The U.S. Securities and Exchange Commission (SEC), led by cryptocurrency skeptical chairman Gary Gensler, is investigating NFT creators and marketplaces for securities violations, Bloomberg reported.
The anonymous source in the report stated that the US SEC is investigating whether "certain non-fungible tokens ... are being used to raise funds like traditional securities."
Over the past few months, attorneys for the U.S. SEC’s Enforcement Division have reportedly issued subpoenas seeking information on specific NFT and other token offerings.
While crypto lending products have been the subject of intense scrutiny by regulators over the past year, the report marks an important step in the investigation into the NFT space. The investigation revealed that the US SEC is particularly interested in how fragmented NFTs are used. Fragmented NFT is to convert more valuable NFT tokens into smaller parts and sell them.
The warning signs are already clear, with Hester Peirce, known as the crypto mom, saying as early as March 2021 that selling fragmented NFTs may violate the law.
"You better be careful what you're creating isn't an investment product — it's a security."
The investigation is the latest in a wave of crackdowns aimed at more firmly governing the cryptocurrency market. Most recently, the U.S. SEC ordered New Jersey-based crypto lending firm BlockFi to pay a record $100 million fine for failing to list a “high-yield: lending product as a security.”
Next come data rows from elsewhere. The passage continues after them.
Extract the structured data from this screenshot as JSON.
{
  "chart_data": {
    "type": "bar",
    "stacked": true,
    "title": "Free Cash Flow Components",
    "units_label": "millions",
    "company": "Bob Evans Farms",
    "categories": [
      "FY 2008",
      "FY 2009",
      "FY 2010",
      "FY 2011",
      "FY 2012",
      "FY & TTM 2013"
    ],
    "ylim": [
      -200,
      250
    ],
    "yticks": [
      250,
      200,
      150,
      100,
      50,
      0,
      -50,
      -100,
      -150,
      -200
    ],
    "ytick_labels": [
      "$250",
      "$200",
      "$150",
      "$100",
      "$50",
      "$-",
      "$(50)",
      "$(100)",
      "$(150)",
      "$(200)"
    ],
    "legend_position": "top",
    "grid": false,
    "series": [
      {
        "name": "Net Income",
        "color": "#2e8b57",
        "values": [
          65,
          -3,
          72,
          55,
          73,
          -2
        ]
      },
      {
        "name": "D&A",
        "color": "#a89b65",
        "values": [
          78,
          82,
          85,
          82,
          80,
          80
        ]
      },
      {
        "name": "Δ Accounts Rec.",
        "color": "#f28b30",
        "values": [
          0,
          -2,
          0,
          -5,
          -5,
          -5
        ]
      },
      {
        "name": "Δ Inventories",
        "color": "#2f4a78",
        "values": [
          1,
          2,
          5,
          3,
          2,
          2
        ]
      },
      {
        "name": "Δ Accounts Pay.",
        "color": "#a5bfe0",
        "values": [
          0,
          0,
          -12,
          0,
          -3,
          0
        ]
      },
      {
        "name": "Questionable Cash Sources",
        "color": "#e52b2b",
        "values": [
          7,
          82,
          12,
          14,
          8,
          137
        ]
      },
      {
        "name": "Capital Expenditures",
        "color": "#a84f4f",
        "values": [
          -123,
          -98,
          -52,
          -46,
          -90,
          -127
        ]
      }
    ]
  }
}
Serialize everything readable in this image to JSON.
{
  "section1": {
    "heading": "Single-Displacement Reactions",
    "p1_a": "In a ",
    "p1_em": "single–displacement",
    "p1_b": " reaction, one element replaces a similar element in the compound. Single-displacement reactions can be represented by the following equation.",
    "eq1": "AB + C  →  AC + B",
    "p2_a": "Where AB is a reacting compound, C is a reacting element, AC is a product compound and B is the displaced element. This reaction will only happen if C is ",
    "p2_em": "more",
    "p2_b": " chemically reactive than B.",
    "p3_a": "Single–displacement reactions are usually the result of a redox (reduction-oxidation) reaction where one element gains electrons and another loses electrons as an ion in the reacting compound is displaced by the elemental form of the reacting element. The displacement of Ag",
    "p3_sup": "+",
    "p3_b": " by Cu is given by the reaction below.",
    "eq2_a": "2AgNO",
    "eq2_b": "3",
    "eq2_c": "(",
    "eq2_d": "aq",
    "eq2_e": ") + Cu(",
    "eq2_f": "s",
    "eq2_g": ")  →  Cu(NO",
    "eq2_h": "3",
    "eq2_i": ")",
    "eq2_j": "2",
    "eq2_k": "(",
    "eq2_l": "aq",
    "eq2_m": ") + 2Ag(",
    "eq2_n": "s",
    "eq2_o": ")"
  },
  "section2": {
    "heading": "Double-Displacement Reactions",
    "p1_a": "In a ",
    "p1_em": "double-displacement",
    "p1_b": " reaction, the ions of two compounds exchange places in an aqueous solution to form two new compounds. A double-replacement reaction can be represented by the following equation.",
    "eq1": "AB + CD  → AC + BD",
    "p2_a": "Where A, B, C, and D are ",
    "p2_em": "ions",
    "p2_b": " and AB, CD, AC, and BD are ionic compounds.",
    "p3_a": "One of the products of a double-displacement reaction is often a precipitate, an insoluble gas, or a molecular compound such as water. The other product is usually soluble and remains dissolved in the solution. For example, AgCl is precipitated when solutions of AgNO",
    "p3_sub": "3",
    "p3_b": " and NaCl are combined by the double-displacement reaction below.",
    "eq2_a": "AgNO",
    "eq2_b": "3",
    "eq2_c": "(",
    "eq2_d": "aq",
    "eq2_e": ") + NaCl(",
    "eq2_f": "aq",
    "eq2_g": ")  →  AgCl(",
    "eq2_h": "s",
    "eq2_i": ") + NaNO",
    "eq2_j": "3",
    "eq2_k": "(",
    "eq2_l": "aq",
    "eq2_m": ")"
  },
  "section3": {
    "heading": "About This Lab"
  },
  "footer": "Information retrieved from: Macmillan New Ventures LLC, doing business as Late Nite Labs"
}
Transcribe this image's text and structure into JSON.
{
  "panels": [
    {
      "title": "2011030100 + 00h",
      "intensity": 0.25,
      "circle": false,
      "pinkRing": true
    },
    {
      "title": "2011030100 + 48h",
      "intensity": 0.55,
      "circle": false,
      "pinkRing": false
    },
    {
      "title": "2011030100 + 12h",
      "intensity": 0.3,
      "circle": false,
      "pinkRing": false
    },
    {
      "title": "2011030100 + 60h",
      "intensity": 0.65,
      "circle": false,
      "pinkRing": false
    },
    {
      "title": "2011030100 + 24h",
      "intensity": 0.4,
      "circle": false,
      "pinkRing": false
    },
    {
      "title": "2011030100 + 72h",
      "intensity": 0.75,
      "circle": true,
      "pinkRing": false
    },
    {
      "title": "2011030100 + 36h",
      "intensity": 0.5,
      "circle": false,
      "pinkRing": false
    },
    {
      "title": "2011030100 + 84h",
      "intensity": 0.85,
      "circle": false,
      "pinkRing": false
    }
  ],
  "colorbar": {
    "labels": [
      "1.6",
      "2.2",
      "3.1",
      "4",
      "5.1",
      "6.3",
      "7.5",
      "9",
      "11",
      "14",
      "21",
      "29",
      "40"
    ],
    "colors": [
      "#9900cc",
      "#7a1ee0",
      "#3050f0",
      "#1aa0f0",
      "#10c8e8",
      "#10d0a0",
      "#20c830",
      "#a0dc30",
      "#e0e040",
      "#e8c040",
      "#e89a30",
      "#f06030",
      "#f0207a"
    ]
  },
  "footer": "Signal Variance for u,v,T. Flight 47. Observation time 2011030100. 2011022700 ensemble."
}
Since Bitcoin and Ethereum are not considered securities by the US SEC (at least not yet), they have been able to avoid scrutiny, but other digital assets have not enjoyed the same reprieve, most notably XRP parent company Ripple Labs. The company has been embroiled in a legal case since late 2020 over the sale of "unregistered securities."
NFT sales continue to grow, defying the current market decline — the two largest NFT exchanges, LooksRare and OpenSea, have collectively seen $10.7 billion in trading volume over the past 30 days.